第13章 上公堂

“方才那个奴婢,我猜想是有人要对付我的棋子,卢巡尉能否查出来背后的是谁?”

姜彭阳原也不怀疑,但那个女子神色不对劲,而且眼睛不老实,动作也是缓慢,似乎要故意多拖些时间。

他暗中指派卫千雪跟了一段,回来禀告,看样子真是有人要对付他。

“莫非是李信岩?”卢铭羽倒是一点不避讳,他了解姜彭阳的事。

姜彭阳也不恼,巡护司调查他,知晓酒楼的事不奇怪。

“我也不确定,又或者是我多心了。

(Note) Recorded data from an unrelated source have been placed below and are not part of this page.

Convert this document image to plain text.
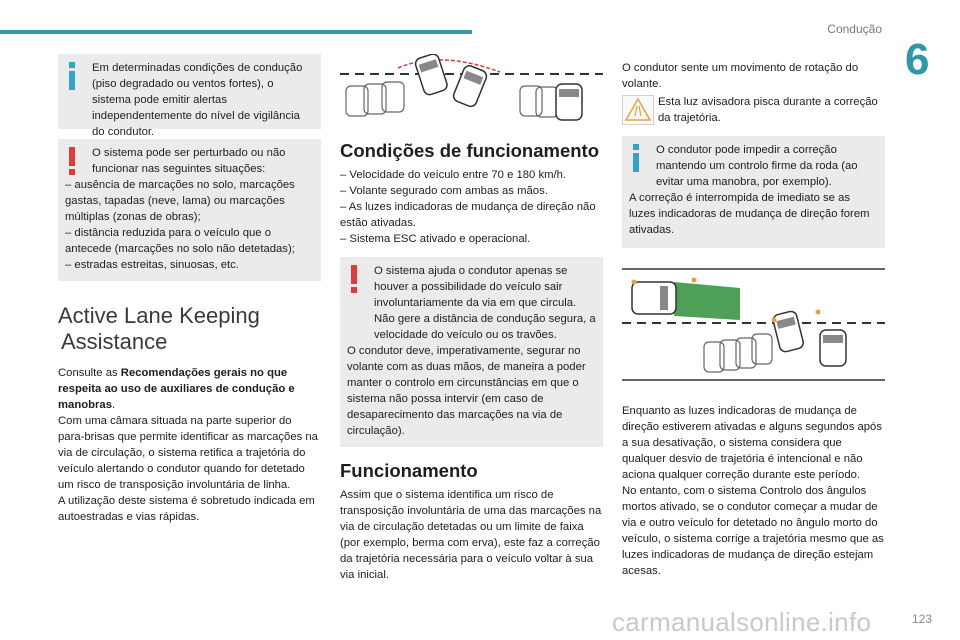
Condução
6

Em determinadas condições de condução (piso degradado ou ventos fortes), o sistema pode emitir alertas independentemente do nível de vigilância do condutor.

O sistema pode ser perturbado ou não funcionar nas seguintes situações:

– ausência de marcações no solo, marcações gastas, tapadas (neve, lama) ou marcações múltiplas (zonas de obras);

– distância reduzida para o veículo que o antecede (marcações no solo não detetadas);

– estradas estreitas, sinuosas, etc.

Active Lane Keeping
Assistance

Consulte as Recomendações gerais no que respeita ao uso de auxiliares de condução e manobras.

Com uma câmara situada na parte superior do para-brisas que permite identificar as marcações na via de circulação, o sistema retifica a trajetória do veículo alertando o condutor quando for detetado um risco de transposição involuntária de linha.

A utilização deste sistema é sobretudo indicada em autoestradas e vias rápidas.

Condições de funcionamento

– Velocidade do veículo entre 70 e 180 km/h.

– Volante segurado com ambas as mãos.

– As luzes indicadoras de mudança de direção não estão ativadas.

– Sistema ESC ativado e operacional.

O sistema ajuda o condutor apenas se houver a possibilidade do veículo sair involuntariamente da via em que circula. Não gere a distância de condução segura, a velocidade do veículo ou os travões.

O condutor deve, imperativamente, segurar no volante com as duas mãos, de maneira a poder manter o controlo em circunstâncias em que o sistema não possa intervir (em caso de desaparecimento das marcações na via de circulação).

Funcionamento

Assim que o sistema identifica um risco de transposição involuntária de uma das marcações na via de circulação detetadas ou um limite de faixa (por exemplo, berma com erva), este faz a correção da trajetória necessária para o veículo voltar à sua via inicial.

O condutor sente um movimento de rotação do volante.

Esta luz avisadora pisca durante a correção da trajetória.

O condutor pode impedir a correção mantendo um controlo firme da roda (ao evitar uma manobra, por exemplo).

A correção é interrompida de imediato se as luzes indicadoras de mudança de direção forem ativadas.

Enquanto as luzes indicadoras de mudança de direção estiverem ativadas e alguns segundos após a sua desativação, o sistema considera que qualquer desvio de trajetória é intencional e não aciona qualquer correção durante este período.

No entanto, com o sistema Controlo dos ângulos mortos ativado, se o condutor começar a mudar de via e outro veículo for detetado no ângulo morto do veículo, o sistema corrige a trajetória mesmo que as luzes indicadoras de mudança de direção estejam acesas.

carmanualsonline.info	123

”姜彭阳摇摇头,他当然不会说是卫千雪报告,在卢铭羽面前,做个姿态,只当是猜测。

“无妨,如有幕后指使之人,是要我杀了他,还是灭他满门?”卢铭羽说的很轻松,仿佛捏死一只蝼蚁那么简单。

姜彭阳深深地看了卢铭羽一眼。

“不需要,杀人有何难?”

“那姜公子要……”

“自然是诛心。”姜公子笑道。

他嘱咐了卢铭羽一些事情,卢铭羽点点头,告辞离去。

次日,课间,明德书院轰动了。

有人到书院门口,状告姜彭阳玷污良家女子清白。

这可是件大事,一旦坐实,姜彭阳这辈子都要毁了。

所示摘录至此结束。